From a brilliant post by Katja Grace:

“Discrimination’ can mean all sorts of things. One of the main ones, and what it will mean in this post, is differential treatment of people from different groups, due to real or imagined differences in average group features. Discrimination is a problem because the many people who don’t have the supposed average features of a group they are part of are misconstrued as having them, and offered inappropriate treatment and opportunities as a result. For instance a capable and trustworthy middle aged man may miss out on a babysitting job for which he is truly the best candidate because the parents take his demographic information as reason not to trust him with their children.

This means that ‘discrimination’ is really a misnomer; this problem is due to lack of discrimination. In particular lack of discrimination between members of the groups. […] Even if observers can’t discriminate perfectly, more ability to discriminate means less misrepresentation.”


“The usual solution suggested for ‘discrimination’ is for everyone to forget about groups and act only on any specific evidence they have about individuals. Implicitly this advice is to expect everyone to have the average characteristics of the whole population except where individual evidence is available. Notice that generalizing over a larger group like this should increase the misrepresentation of people, and thus their inappropriate treatment.
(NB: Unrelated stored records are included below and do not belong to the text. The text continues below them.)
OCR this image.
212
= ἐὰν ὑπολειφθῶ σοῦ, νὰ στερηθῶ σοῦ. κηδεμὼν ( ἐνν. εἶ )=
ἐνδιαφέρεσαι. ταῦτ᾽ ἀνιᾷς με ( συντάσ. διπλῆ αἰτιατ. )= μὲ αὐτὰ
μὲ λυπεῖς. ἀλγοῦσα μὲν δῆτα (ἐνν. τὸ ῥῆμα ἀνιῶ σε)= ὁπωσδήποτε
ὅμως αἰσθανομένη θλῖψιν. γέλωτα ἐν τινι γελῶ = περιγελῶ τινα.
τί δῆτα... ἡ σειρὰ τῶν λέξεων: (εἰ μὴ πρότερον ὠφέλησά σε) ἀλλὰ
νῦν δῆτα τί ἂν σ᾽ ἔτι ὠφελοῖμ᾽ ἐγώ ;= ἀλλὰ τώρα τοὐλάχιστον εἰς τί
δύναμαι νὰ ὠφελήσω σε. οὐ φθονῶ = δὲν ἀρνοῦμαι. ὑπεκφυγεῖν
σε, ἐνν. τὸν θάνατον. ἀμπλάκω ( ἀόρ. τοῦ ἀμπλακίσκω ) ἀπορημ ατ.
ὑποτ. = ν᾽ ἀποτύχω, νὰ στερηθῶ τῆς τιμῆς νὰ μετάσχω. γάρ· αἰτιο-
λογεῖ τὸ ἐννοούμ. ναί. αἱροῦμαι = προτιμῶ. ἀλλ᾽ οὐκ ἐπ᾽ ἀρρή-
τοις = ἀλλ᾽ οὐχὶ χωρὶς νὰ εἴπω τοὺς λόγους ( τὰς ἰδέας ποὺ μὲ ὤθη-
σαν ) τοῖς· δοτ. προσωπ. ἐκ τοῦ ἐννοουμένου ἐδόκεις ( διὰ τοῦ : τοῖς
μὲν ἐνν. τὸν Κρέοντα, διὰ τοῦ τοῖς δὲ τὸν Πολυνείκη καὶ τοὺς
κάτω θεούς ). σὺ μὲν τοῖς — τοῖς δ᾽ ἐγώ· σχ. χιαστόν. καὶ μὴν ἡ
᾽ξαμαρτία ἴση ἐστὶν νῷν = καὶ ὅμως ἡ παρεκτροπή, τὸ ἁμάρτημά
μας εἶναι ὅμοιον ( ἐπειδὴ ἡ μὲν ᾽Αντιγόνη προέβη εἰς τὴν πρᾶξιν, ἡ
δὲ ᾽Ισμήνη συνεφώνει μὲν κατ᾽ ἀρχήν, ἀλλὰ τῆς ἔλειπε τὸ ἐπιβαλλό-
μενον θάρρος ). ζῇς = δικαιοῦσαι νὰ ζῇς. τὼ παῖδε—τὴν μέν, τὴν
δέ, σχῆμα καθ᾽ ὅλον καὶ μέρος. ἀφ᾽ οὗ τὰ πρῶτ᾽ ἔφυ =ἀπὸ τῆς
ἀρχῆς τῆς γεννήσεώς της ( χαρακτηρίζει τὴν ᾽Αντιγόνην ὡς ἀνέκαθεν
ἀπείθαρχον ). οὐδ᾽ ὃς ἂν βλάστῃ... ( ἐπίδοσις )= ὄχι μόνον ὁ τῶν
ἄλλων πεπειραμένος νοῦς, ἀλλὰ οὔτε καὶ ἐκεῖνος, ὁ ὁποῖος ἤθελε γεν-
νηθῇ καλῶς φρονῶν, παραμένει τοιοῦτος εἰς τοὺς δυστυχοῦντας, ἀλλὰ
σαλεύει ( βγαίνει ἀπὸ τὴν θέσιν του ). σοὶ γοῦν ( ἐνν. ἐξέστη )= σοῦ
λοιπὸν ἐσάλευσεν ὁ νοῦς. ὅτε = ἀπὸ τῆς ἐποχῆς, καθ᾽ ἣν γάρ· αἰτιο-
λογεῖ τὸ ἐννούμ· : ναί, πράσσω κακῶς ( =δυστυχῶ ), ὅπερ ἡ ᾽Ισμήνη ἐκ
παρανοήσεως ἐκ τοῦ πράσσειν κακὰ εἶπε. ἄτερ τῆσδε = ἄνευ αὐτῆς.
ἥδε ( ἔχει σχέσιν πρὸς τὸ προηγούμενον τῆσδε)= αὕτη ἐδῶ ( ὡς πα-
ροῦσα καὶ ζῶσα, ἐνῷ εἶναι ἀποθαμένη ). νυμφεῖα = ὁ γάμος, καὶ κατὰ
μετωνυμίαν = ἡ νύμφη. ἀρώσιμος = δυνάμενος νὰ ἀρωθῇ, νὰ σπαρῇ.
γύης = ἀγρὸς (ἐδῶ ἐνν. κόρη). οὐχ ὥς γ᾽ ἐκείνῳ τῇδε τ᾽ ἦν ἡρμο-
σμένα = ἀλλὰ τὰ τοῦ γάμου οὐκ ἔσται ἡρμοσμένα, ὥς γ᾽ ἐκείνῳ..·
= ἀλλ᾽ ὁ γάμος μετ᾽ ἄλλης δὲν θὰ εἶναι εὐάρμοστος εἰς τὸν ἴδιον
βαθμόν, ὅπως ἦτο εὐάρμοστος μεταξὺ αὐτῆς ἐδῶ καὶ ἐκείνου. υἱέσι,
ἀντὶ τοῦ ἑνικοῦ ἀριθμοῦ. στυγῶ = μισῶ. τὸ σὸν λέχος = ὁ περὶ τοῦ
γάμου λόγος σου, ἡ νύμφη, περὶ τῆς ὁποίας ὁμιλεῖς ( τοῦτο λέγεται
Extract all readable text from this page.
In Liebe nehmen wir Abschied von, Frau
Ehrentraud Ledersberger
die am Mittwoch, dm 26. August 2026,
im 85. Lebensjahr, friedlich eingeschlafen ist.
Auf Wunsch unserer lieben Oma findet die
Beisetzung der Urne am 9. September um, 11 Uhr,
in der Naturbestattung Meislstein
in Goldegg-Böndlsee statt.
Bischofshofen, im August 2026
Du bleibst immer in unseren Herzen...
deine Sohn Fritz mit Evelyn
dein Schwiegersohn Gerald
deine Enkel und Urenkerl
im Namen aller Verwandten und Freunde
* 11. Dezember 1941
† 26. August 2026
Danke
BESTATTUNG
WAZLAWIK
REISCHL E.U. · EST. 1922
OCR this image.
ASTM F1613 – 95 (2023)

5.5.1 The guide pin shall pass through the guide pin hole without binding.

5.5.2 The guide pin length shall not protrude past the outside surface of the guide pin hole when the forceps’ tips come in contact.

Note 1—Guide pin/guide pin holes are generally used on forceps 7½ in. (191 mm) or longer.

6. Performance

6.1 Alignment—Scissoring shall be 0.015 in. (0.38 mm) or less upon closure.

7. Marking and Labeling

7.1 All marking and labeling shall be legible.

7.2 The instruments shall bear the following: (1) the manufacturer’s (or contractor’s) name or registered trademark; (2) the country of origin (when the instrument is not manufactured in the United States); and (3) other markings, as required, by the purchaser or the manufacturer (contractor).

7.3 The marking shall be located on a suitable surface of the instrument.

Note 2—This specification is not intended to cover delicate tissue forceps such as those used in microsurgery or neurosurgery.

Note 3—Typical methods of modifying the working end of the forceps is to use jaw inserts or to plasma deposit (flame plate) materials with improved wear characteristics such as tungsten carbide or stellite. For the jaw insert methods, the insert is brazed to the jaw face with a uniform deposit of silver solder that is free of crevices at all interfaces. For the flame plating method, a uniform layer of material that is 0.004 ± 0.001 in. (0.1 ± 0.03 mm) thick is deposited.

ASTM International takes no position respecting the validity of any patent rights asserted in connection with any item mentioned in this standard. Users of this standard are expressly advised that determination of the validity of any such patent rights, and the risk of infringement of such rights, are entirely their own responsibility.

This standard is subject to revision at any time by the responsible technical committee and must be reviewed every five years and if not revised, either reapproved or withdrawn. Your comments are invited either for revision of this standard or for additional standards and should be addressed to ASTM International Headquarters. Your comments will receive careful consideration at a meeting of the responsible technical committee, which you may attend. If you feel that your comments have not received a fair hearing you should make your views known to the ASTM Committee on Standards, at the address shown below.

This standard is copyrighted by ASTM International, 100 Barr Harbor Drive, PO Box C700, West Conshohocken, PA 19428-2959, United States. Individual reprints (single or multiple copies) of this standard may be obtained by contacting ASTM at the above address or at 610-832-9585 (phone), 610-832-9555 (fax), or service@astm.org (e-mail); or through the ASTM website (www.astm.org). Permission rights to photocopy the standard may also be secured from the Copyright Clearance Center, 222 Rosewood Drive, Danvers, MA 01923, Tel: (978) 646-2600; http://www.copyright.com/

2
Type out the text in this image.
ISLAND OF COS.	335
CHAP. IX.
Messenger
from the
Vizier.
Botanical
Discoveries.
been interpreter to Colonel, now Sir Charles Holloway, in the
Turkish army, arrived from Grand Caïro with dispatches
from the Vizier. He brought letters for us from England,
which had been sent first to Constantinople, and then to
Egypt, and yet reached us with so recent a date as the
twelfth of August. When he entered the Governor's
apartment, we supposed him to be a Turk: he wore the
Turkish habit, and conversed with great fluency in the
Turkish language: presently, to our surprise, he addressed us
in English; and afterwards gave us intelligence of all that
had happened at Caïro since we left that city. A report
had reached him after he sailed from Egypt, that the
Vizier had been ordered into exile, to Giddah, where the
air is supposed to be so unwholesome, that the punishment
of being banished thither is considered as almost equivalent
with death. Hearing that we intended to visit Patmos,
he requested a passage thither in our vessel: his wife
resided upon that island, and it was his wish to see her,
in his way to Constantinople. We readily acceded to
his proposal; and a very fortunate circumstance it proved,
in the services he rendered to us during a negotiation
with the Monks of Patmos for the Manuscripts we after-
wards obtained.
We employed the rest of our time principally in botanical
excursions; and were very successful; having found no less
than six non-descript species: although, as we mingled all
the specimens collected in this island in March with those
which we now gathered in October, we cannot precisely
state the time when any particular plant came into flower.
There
Recall that that was the original problem with discrimination.”


“if you want to stop discrimination because it causes people to be treated as less than they are, then work on making it easier to discriminate between people further, rather than harder to discriminate between them at all. Help people signal their traits cheaply and efficiently distinguish between others. In the absence of perfect discrimination between individuals, the other end of the spectrum is not the next best thing, it’s the extreme of misrepresentation.”

I seem to remember making some of the same points not long ago here.